July 10, 2018
United States:
Stocks Rise Before Earnings as Treasuries Decline: Markets Wrap
Stocks edged higher and Treasuries fell as a lull in the trade war gave investors room to focus on the start of the earnings season. The S&P 500 Index rose for a fourth day, while European shares advanced with help from energy firms as oil held above $74 a barrel. The dollar gained and the euro fell as investor confidence in the region soured. The pound turned higher as Prime Minister Theresa May sought to calm a fractious part after three ministers resigned. Treasury yields advanced for a second session.

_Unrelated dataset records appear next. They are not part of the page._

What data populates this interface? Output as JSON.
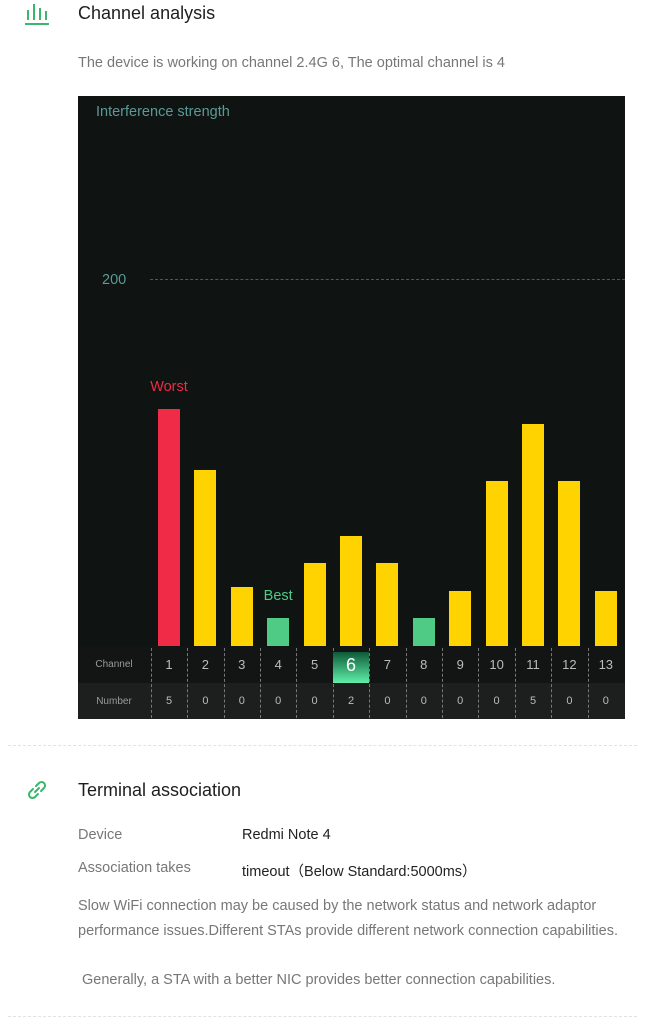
{
  "channel_analysis": {
    "icon": "bar-chart-icon",
    "title": "Channel analysis",
    "summary": "The device is working on channel 2.4G 6, The optimal channel is 4"
  },
  "chart_data": {
    "type": "bar",
    "title": "Interference strength",
    "gridline_label": "200",
    "gridline_value": 200,
    "ylim": [
      0,
      200
    ],
    "categories": [
      "1",
      "2",
      "3",
      "4",
      "5",
      "6",
      "7",
      "8",
      "9",
      "10",
      "11",
      "12",
      "13"
    ],
    "values": [
      129,
      96,
      32,
      15,
      45,
      60,
      45,
      15,
      30,
      90,
      121,
      90,
      30
    ],
    "numbers": [
      "5",
      "0",
      "0",
      "0",
      "0",
      "2",
      "0",
      "0",
      "0",
      "0",
      "5",
      "0",
      "0"
    ],
    "row_labels": {
      "channel": "Channel",
      "number": "Number"
    },
    "worst_label": "Worst",
    "best_label": "Best",
    "worst_channel": "1",
    "best_channels": [
      "4",
      "8"
    ],
    "current_channel": "6",
    "colors": {
      "worst": "#ef2b48",
      "best": "#4fcb85",
      "normal": "#fed300",
      "background": "#0f1311"
    }
  },
  "terminal_association": {
    "icon": "link-icon",
    "title": "Terminal association",
    "device_label": "Device",
    "device_value": "Redmi Note 4",
    "assoc_label": "Association takes",
    "assoc_value": "timeout（Below Standard:5000ms）",
    "para1": "Slow WiFi connection may be caused by the network status and network adaptor performance issues.Different STAs provide different network connection capabilities.",
    "para2": " Generally, a STA with a better NIC provides better connection capabilities."
  }
}
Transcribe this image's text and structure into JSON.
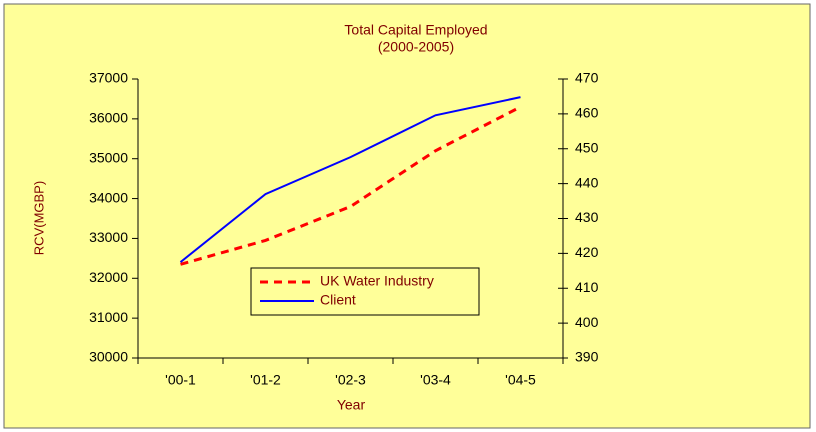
{
  "chart_data": {
    "type": "line",
    "title": "Total Capital Employed",
    "subtitle": "(2000-2005)",
    "x_label": "Year",
    "y_label": "RCV(MGBP)",
    "categories": [
      "'00-1",
      "'01-2",
      "'02-3",
      "'03-4",
      "'04-5"
    ],
    "series": [
      {
        "name": "UK Water Industry",
        "color": "#ff0000",
        "dash": true,
        "values": [
          32350,
          32950,
          33800,
          35200,
          36300
        ]
      },
      {
        "name": "Client",
        "color": "#0000ff",
        "dash": false,
        "axis": "y2",
        "values": [
          417.5,
          437,
          447.6,
          459.6,
          464.8
        ]
      }
    ],
    "ylim": [
      30000,
      37000
    ],
    "yticks": [
      30000,
      31000,
      32000,
      33000,
      34000,
      35000,
      36000,
      37000
    ],
    "y2lim": [
      390,
      470
    ],
    "y2ticks": [
      390,
      400,
      410,
      420,
      430,
      440,
      450,
      460,
      470
    ]
  }
}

With fewer trade-war headlines rattling markets since Friday’s imposition of U.S. and Chinese tariffs, investors turn their attention to earnings season in the hope that strong results can complement a recent run of positive economic data. “Strong U.S. growth is leading the global expansion and powering corporate earnings, but uncertainty around the outlook is rising and financial conditions are tightening,” said Richard Turnill, global chief investment strategist at BlackRock Inc. Elsewhere, crude rose in New York as U.S. stockpiles were seen declining for the fourth time in five weeks. A basket of emerging-market currencies gained, while Turkey’s lira climbed after yesterday’s end-of-day tumble as traders came to terms with President Recep Tayyip Erdogan latest power grab.
Europe:
U.K. Growth Rebounds From Bleak Winter, Consumer Spending Jumps
The U.K. economy is bouncing back from a near standstill in the first quarter and a summer boost to consumer spending is supporting the pickup. Gross domestic product product increased 0.2 percent in the three months through May, the Office for National Statistics said in its first publication of rolling monthly growth figures. In May alone, output gained 0.3 percent, while a report from Barclaycard showed household spending rose at the fastest annual pace in more than a year in June. The figures support Bank of England Governor Mark Carney’s argument that the slump at the beginning of the year was temporary and weather related. Policy makers are considering whether to raise interest rates as early as next month if evidence suggests the U.K. expansion is fast enough to stoke domestic inflation pressures. While the economy is stabilizing, the big uncertainty for the outlook remains politics. Prime Minister Theresa May this week lost two senior ministers in the space of a day, and is under pressure from pro-Brexit lawmakers in her Conservative Party. As the government fights over how to leave the European Union, businesses are furious over the lack of clarity and investment decisions are at risk.
Asia:
China Factory Inflation Accelerates as Commodity Prices Edge Up
China’s factory inflation accelerated in June as the price of commodities held up. The producer price index rose 4.7 percent from a year earlier, compared with a projected 4.5 percent increase in a Bloomberg survey of economists and a 4.1 percent gain in May. The consumer price index climbed 1.9 percent in June, the statistics bureau said Tuesday, matching the forecast. The rebound in producer prices is unlikely to be sustained, as factory momentum weakens amid uncertain global demand and slower domestic credit expansion. The producer price gauge is forecast to ease to a 3.2 percent gain this year from the 6.3 percent increase last year that helped support global reflation. “Prices of major industrial goods edged up and the year-ago basis was low, which boosted a further improvement in producer inflation,” Wang Jian, an economist at Shenwan Hongyuan Securities Co Ltd., wrote in a recent note. “But June is probably the peak of the PPI rebound.” Base effects from last year were the major reason for the rise of both the PPI and CPI, according to a statement by the National Bureau of Statistics on its website. Carry-over effects from last year contributed 1.5 percentage points to the CPI gains in June, and as for PPI, the base factor made up for 4.1 percentage points, the agency said.